Wenn man diese Worte liest, könnte man meinen, sie seien für unsere heutige Zeit geschrieben.
Aber dieses Thema ist nicht neu.
Eine ähnliche Geschichte finden wir in der Bibel:
Maria und Marta: 10,28-42
Marta ist beschäftigt, sie kümmert sich, organisiert und sorgt dafür, dass alles erledigt wird.
Marta beschwert sich bei Jesus:
"Herr, kümmert es dich nicht, dass meine Schwester die Arbeit mir alleine überlässt? Sag ihr doch sie soll mir helfen!
Jesus antwortet:
Marta, Marta du machst dir zu viele Sorgen und Mühen. Aber nur eines ist notwendig. Maria hat den guten Teil gewählt, der wird ihr nicht genommen werden.

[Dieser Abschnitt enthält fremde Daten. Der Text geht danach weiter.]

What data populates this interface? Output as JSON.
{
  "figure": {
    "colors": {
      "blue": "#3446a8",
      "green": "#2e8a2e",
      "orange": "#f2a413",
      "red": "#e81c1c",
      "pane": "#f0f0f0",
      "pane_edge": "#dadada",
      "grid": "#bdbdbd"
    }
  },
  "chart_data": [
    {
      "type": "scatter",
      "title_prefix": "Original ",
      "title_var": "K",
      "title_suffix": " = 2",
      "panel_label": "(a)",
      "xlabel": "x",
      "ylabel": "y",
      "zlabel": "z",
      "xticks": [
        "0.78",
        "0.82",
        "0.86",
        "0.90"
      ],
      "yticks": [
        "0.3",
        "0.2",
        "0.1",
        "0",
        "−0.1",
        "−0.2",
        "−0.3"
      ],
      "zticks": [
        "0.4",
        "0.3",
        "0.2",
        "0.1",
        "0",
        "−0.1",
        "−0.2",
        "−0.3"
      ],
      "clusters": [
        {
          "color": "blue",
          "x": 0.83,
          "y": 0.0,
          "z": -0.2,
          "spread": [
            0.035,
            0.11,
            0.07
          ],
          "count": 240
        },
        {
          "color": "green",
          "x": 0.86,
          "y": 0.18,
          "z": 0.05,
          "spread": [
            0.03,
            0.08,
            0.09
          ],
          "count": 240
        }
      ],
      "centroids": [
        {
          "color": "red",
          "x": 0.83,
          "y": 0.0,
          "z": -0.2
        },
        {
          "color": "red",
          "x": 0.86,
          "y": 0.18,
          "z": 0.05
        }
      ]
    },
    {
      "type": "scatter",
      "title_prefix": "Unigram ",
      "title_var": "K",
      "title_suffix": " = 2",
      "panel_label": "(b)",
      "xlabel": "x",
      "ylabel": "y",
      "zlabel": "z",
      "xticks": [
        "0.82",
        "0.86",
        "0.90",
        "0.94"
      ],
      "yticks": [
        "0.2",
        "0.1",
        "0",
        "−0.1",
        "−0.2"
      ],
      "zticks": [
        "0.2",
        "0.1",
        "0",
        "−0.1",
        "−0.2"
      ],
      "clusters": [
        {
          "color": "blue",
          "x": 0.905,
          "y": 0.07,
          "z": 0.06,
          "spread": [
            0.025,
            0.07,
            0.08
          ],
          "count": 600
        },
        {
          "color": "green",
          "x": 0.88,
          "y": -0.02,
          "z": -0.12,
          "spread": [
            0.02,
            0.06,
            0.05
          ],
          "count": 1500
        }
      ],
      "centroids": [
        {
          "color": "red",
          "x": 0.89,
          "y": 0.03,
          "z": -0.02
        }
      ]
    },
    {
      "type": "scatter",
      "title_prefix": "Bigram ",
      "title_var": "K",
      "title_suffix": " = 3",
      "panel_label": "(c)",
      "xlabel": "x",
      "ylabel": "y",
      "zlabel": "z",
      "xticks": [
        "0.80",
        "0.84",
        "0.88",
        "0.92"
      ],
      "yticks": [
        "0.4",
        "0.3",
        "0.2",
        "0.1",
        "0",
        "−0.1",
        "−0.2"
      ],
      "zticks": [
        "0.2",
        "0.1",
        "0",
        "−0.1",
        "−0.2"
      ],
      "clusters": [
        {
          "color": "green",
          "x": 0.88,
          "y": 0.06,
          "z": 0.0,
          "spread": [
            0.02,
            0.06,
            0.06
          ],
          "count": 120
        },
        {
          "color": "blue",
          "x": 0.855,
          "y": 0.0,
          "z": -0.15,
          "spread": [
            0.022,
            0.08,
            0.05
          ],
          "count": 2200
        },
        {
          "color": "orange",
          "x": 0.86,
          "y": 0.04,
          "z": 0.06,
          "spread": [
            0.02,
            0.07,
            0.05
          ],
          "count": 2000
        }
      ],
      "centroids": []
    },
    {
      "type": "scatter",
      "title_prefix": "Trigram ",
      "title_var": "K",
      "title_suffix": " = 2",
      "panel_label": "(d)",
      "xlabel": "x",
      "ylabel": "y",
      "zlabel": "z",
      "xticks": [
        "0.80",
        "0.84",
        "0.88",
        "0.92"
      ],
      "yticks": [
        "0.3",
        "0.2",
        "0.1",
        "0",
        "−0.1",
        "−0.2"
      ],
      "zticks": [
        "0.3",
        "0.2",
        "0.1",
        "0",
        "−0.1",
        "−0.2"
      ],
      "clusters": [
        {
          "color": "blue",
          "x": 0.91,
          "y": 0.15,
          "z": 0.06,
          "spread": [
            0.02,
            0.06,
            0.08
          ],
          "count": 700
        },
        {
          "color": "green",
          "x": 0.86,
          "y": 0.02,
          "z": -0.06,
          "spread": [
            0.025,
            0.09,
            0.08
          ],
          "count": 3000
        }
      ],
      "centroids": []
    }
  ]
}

Auf den ersten Blick können diese beiden Geschichten kaum unterschiedlicher sein - hier das Nichtstun, dort das geschäftige Tun.
Doch in beiden Fällen ist die Ausrichtung verloren gegangen.
Es geht darum zu erkennen:
Was ist jetzt wirklich wichtig - und führt mich das, was ich tue, noch dorthin, wo ich am Ende meines Weges sein möchte?